As these developments unfold, stakeholders are keenly observing how NHS England’s decisions will shape the landscape of trans healthcare in the UK, as well as the potential impact on thousands of individuals seeking gender-affirming support. The ongoing debate reflects a larger conversation surrounding access to healthcare services, patient autonomy, and safety in medical practices that influence vulnerable populations.
Our Thoughts
The situation regarding shared care agreements for gender-affirming care raises significant health and safety concerns under UK legislation, particularly the Care Quality Commission (CQC) regulations and NHS guidelines. The potential risks associated with prescribing medications sourced from unregulated providers highlight the importance of adherence to proper regulatory frameworks to ensure patient safety.
To avoid the incidents described, NHS England could have implemented stricter oversight of private clinics engaged in shared care agreements.

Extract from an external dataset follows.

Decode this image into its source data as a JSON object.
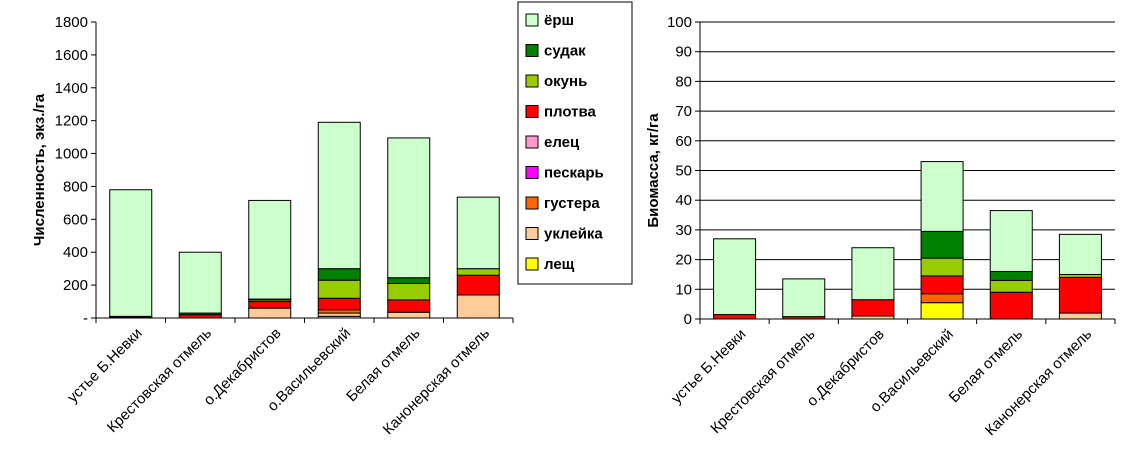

Enhanced vetting processes for these clinics based on CQC performance standards would have helped mitigate risks. Additionally, increasing capacity within NHS gender identity clinics to reduce waiting times could have prevented patients from seeking care from unregulated sources, thereby ensuring they receive safe and effective treatment.
Key lessons include the necessity of maintaining rigorous standards for all healthcare providers and ensuring equitable access to necessary medical care within the NHS framework. Regulations related to patient safety and care commissioning must be consistently applied and enforced to prevent similar future incidents. Enhanced communication between GPs and NHS England about the implications of prescribing practices is essential for ensuring patient safety across all age ranges.